Substance Flow Analysis of Novel Compounds: The Case of Graphene
Conference poster, 2011
Many new nanomaterials are being developed, and it provides a great challenge to estimate emissions of nanomaterials to the environment. One such nanomaterial is graphene, which has been hailed for its many potential useful applications. In accordance, researchers studying graphene received the 2010 Nobel Prize in physics. The current emissions of graphene are low due to the limited production, but may become significant in the future considering the rapid increase in graphene production. The method of substance flow analysis (SFA) has previously been used for estimating emissions of chemicals in an accounting manner.
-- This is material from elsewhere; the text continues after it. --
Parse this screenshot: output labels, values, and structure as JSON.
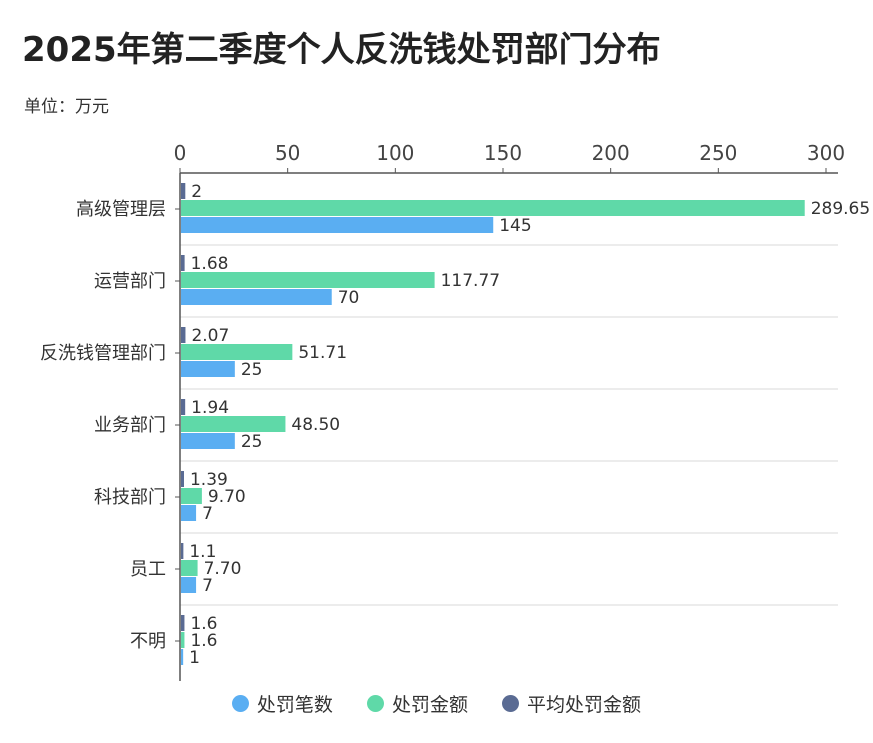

However, when using SFA in a prospective way for assessing emissions of a novel substance such as graphene, three prime challenges emerge: (1) estimating future magnitudes of flows and stocks of applications in which graphene is a constituent, (2) estimating concentration of graphene in the applications and (3) estimating emission coefficients specific for graphene and the application. Even if future flows and stocks of applications containing graphene cannot be rigorously estimated, potential risk can be probed by investigations of stylized states that account for different levels of technology diffusion. Concentration data is sometimes available since it is an important technical performance parameter, for instance for graphene in various composites. In more complex applications such as electronics, it may be more difficult to obtain. No emission coefficients of graphene are available, which constitutes that perhaps largest gap in an SFA of graphene. The conclusions drawn for the case of graphene is probably of interest for assessments of emissions of other novel substances as well.